Sikov acknowledged the study was underpowered to determine whether the addition of carboplatin or bevacizumab would improve EFS despite the increase in pathologic complete response rates, Sikov said.

“It is important not to over-interpret the results,” Sikov said during a press conference. “If you look at the confidence intervals for event-free survival for carboplatin, for example, it ranges from a benefit of 45% to an actual worsening of 22%, and there is a 95% chance that the truth lies somewhere in that range. If I said to you, ‘We can prove there is a 20% improvement with carboplatin,’ if you have a large enough study to do so, that may be we worth considering. It is important not to take this as a negative study. It was a study that was underpowered to prove an advantage or to rule out an advantage.”

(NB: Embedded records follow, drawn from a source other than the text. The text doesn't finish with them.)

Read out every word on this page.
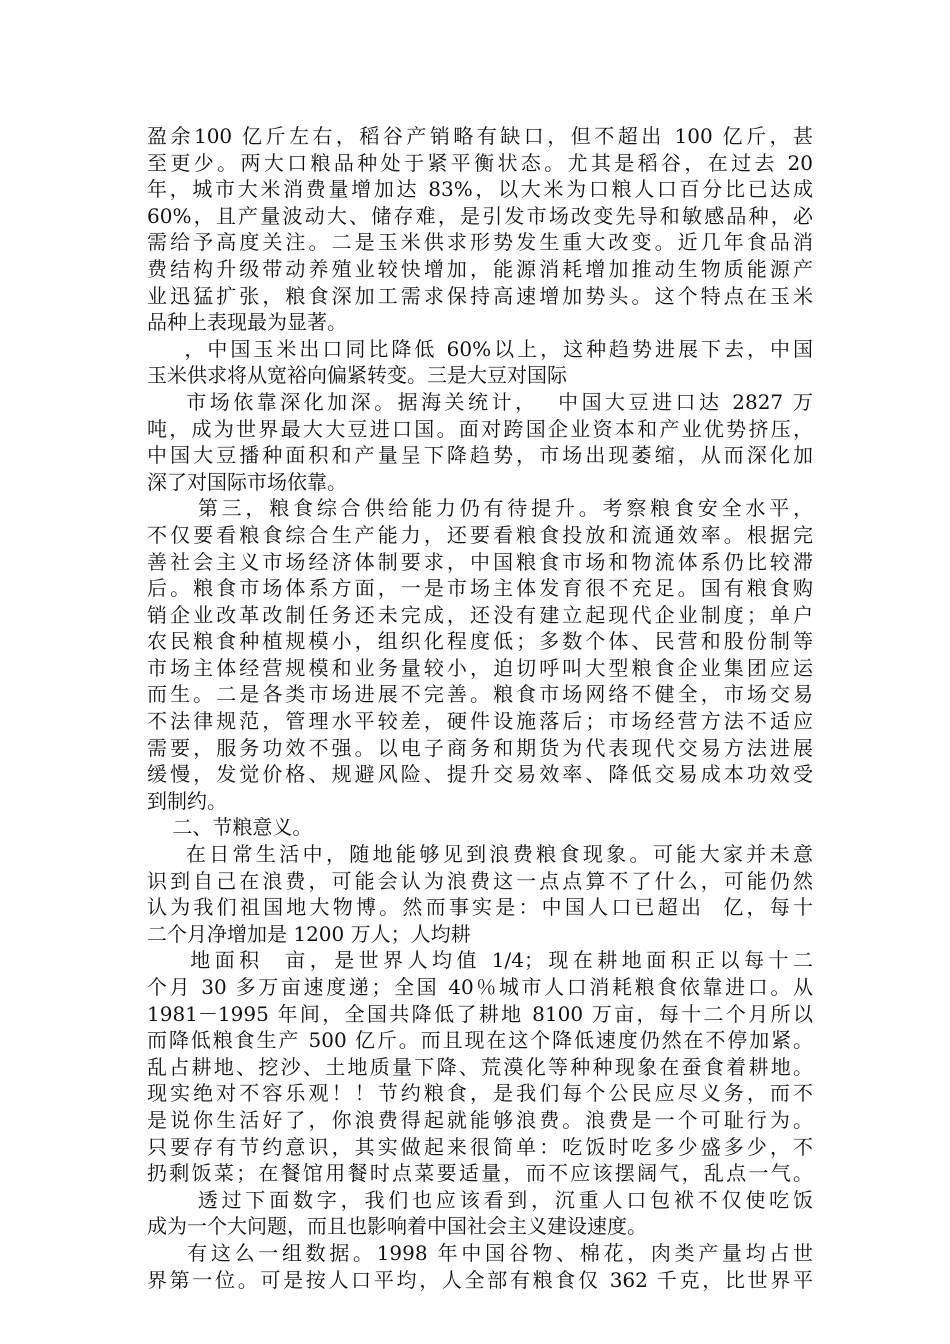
盈余100 亿斤左右，稻谷产销略有缺口，但不超出 100 亿斤，甚
至更少。两大口粮品种处于紧平衡状态。尤其是稻谷，在过去 20
年，城市大米消费量增加达 83%，以大米为口粮人口百分比已达成
60%，且产量波动大、储存难，是引发市场改变先导和敏感品种，必
需给予高度关注。二是玉米供求形势发生重大改变。近几年食品消
费结构升级带动养殖业较快增加，能源消耗增加推动生物质能源产
业迅猛扩张，粮食深加工需求保持高速增加势头。这个特点在玉米
品种上表现最为显著。
，中国玉米出口同比降低 60%以上，这种趋势进展下去，中国
玉米供求将从宽裕向偏紧转变。三是大豆对国际
市场依靠深化加深。据海关统计，  中国大豆进口达 2827 万
吨，成为世界最大大豆进口国。面对跨国企业资本和产业优势挤压，
中国大豆播种面积和产量呈下降趋势，市场出现萎缩，从而深化加
深了对国际市场依靠。
第三，粮食综合供给能力仍有待提升。考察粮食安全水平，
不仅要看粮食综合生产能力，还要看粮食投放和流通效率。根据完
善社会主义市场经济体制要求，中国粮食市场和物流体系仍比较滞
后。粮食市场体系方面，一是市场主体发育很不充足。国有粮食购
销企业改革改制任务还未完成，还没有建立起现代企业制度；单户
农民粮食种植规模小，组织化程度低；多数个体、民营和股份制等
市场主体经营规模和业务量较小，迫切呼叫大型粮食企业集团应运
而生。二是各类市场进展不完善。粮食市场网络不健全，市场交易
不法律规范，管理水平较差，硬件设施落后；市场经营方法不适应
需要，服务功效不强。以电子商务和期货为代表现代交易方法进展
缓慢，发觉价格、规避风险、提升交易效率、降低交易成本功效受
到制约。
二、节粮意义。
在日常生活中，随地能够见到浪费粮食现象。可能大家并未意
识到自己在浪费，可能会认为浪费这一点点算不了什么，可能仍然
认为我们祖国地大物博。然而事实是：中国人口已超出  亿，每十
二个月净增加是 1200 万人；人均耕
地面积  亩，是世界人均值 1/4；现在耕地面积正以每十二
个月 30 多万亩速度递；全国 40％城市人口消耗粮食依靠进口。从
1981－1995 年间，全国共降低了耕地 8100 万亩，每十二个月所以
而降低粮食生产 500 亿斤。而且现在这个降低速度仍然在不停加紧。
乱占耕地、挖沙、土地质量下降、荒漠化等种种现象在蚕食着耕地。
现实绝对不容乐观！！节约粮食，是我们每个公民应尽义务，而不
是说你生活好了，你浪费得起就能够浪费。浪费是一个可耻行为。
只要存有节约意识，其实做起来很简单：吃饭时吃多少盛多少，不
扔剩饭菜；在餐馆用餐时点菜要适量，而不应该摆阔气，乱点一气。
透过下面数字，我们也应该看到，沉重人口包袱不仅使吃饭
成为一个大问题，而且也影响着中国社会主义建设速度。
有这么一组数据。1998 年中国谷物、棉花，肉类产量均占世
界第一位。可是按人口平均，人全部有粮食仅 362 千克，比世界平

Prior studies failed to demonstrate improvement in long-term outcomes with the addition of bevacizumab to a control regimen in stage I to stage III triple-negative breast cancer, Sikov said. Results from the GeparSixto study, scheduled for presentation at San Antonio Breast Cancer Symposium, should help clarify whether the addition of carboplatin benefits patients with early-stage triple-negative breast cancer, he said.

“Our results need to be considered alongside data from prior and ongoing studies with these agents in triple-negative breast cancer,” Sikov said in a press release. “Going forward, the question is whether we want to commit the additional patients and resources necessary to answer this question or instead focus our research efforts in triple-negative breast cancer on other opportunities to improve outcomes.” – by Mark Leiser 

Reference:

Sikov WM, et al. Abstract S2-05. Presented at: San Antonio Breast Cancer Symposium; Dec. 8-12, 2015; San Antonio.

Disclosure: The research was supported by Breast Cancer Research Foundation, Genentech and NCI’s Cancer Therapy Evaluation Program.